Upon reaching the gate, I was told that it was the west entrance of China's most prestigious university: Tsinghua University. I explored the campus for a little while by myself, taken aback by the beauty of the gardens and lakes surrounding the school, Gong Zi Ting, and the main building. The school seemed to have a culture of its own, deeply reliant on the past, as evident by the ancient Qing dynasty architecture. In the meantime, it firmly embraces the future. Strolling leisurely on the side of the road watching students rushing to class, I could almost see myself here. Alas, I was planning on going to an American college.
When I learned that Tsinghua was opening to international students my senior year I knew I had to apply. I had studied Mandarin for several years up to that point, and I knew I wanted to work in China eventually, so why not come sooner rather than later.
My impressions of Tsinghua after my first semester studying here are even better than when I first visited the school. From my core economics and accounting classes to my Chinese civilization and psychology classes, I learn something new every day. Being surrounded by China's top minds makes for a very eclectic environment.
Sometimes I am blown away by my classmates, inspiring me to work harder and think smarter. Tsinghua is one of the world's top research universities, and that becomes very clear when you come to campus. Simply biking from my dorm to class, I can see students working on all sorts of projects, from drones to AI powered robots, to more aerodynamically advanced car designs.

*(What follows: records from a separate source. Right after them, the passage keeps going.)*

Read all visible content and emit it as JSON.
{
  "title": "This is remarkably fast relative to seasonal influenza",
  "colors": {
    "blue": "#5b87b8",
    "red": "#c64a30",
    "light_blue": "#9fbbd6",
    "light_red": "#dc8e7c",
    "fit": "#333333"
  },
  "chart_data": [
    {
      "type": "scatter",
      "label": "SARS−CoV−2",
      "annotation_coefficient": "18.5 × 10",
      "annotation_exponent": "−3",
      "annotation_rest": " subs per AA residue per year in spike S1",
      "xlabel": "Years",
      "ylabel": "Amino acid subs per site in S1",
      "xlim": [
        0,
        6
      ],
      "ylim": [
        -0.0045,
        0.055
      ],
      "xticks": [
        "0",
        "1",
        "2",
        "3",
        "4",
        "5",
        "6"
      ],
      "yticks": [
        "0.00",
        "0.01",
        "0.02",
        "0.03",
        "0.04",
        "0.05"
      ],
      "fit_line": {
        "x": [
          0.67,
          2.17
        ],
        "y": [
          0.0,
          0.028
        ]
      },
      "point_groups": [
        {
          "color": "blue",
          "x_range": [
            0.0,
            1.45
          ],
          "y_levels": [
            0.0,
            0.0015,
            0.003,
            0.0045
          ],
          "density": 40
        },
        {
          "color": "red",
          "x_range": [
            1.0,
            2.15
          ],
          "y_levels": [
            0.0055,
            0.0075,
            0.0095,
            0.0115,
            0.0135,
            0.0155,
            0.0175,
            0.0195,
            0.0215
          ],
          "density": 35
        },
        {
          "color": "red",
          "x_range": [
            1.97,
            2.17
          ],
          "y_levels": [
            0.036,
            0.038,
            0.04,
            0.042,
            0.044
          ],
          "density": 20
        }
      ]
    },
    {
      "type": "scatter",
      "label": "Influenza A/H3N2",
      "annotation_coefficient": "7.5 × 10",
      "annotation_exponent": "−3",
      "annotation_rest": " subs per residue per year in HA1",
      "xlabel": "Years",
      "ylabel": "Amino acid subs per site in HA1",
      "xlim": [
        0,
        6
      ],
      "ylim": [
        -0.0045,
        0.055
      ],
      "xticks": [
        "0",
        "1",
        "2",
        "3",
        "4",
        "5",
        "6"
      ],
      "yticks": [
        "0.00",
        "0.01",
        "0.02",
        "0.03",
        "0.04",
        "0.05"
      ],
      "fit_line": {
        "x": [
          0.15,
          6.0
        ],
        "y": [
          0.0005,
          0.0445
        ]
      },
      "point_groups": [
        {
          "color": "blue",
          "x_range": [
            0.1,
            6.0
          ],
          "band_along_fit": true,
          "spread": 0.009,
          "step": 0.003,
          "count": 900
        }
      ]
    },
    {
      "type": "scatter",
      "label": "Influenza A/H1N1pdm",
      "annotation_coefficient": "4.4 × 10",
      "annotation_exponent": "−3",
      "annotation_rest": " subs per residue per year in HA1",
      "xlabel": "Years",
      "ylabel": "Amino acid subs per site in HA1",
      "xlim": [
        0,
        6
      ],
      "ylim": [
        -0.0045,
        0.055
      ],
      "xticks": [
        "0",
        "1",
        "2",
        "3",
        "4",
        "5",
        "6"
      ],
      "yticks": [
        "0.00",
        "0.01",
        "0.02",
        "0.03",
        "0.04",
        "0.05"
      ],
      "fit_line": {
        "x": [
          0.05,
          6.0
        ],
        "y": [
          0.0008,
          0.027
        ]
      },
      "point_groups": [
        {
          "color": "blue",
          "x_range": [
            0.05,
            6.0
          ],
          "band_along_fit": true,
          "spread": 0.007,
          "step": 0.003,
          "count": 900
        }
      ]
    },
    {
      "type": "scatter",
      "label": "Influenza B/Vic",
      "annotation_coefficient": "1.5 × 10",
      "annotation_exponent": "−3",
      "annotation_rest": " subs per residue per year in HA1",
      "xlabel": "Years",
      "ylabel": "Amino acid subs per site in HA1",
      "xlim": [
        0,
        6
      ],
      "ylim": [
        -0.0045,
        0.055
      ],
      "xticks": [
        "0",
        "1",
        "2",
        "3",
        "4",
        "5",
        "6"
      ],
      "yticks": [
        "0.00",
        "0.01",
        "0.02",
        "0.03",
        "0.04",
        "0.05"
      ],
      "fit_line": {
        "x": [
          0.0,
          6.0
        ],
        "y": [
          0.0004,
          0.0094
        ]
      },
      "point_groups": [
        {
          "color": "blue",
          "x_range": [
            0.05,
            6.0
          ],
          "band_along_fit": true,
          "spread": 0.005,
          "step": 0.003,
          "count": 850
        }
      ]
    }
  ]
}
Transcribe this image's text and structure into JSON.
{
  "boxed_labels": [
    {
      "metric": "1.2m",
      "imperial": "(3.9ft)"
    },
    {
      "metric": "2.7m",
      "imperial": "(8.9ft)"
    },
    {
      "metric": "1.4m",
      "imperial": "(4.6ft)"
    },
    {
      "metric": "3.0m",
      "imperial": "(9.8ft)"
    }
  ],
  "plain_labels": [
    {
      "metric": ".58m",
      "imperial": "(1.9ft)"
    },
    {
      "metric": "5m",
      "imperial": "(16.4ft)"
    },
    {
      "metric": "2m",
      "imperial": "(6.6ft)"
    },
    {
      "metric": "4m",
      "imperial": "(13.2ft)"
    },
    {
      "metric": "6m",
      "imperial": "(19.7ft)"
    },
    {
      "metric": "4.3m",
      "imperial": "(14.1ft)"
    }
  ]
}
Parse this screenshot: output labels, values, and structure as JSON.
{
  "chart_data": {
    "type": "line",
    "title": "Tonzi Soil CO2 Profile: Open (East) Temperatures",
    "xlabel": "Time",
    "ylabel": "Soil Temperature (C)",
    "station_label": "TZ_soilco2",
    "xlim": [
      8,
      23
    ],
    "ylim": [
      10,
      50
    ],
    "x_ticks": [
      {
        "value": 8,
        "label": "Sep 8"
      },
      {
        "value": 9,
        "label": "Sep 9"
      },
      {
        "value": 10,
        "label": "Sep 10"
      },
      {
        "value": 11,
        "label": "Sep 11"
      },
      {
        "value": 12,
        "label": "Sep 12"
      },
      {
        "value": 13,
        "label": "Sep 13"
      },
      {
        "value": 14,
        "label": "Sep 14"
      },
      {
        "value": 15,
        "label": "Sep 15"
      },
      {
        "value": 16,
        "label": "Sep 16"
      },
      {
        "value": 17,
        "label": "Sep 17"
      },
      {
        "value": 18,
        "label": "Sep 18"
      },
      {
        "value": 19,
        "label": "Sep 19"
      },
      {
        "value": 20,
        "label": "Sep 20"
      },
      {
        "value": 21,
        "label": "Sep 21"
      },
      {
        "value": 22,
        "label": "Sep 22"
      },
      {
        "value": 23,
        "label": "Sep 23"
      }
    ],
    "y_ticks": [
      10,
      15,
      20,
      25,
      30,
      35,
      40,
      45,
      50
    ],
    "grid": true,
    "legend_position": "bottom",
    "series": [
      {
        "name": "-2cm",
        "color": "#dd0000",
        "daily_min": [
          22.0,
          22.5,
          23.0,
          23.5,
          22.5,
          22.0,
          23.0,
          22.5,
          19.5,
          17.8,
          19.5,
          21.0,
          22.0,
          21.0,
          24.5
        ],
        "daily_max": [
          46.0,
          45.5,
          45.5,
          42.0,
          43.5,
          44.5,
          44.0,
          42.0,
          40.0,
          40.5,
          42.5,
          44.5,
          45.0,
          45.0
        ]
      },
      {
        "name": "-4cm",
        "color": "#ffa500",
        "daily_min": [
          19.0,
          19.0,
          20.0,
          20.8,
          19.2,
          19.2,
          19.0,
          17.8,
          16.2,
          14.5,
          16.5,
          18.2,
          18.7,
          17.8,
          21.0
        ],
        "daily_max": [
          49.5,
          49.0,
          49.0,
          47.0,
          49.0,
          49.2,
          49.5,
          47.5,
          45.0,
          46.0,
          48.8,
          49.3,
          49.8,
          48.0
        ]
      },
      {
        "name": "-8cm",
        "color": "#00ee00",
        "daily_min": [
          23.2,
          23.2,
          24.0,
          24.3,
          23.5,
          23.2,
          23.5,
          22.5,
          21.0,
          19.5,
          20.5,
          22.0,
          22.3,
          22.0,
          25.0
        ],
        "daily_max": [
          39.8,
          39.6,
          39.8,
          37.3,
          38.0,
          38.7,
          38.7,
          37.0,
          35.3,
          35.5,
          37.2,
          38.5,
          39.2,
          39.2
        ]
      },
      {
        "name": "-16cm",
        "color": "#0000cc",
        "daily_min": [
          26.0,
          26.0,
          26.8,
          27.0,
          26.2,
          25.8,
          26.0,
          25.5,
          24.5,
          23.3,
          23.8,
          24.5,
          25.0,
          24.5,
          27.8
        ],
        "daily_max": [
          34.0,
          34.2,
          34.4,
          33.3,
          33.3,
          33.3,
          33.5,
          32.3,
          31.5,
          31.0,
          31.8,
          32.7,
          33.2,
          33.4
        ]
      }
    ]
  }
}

When I'm not going to class at Tsinghua, I am usually playing tennis, working on a project for the US Students Association, or listening to various guest speakers. Since coming to Tsinghua, I have been able to listen to and have conversations with two of my heroes, historian Niall Ferguson who lectured about “Trumpworld” in Schwartzman College, and The Noble Prize winning economist Erik Maskin, who hosted a small dialogue about Mechanism Design, which myself and fourteen other students were able to attend.
I don't regret coming to Tsinghua one bit, and I cannot wait to take advantage of many more opportunities the school has to offer over the course of my next three years here.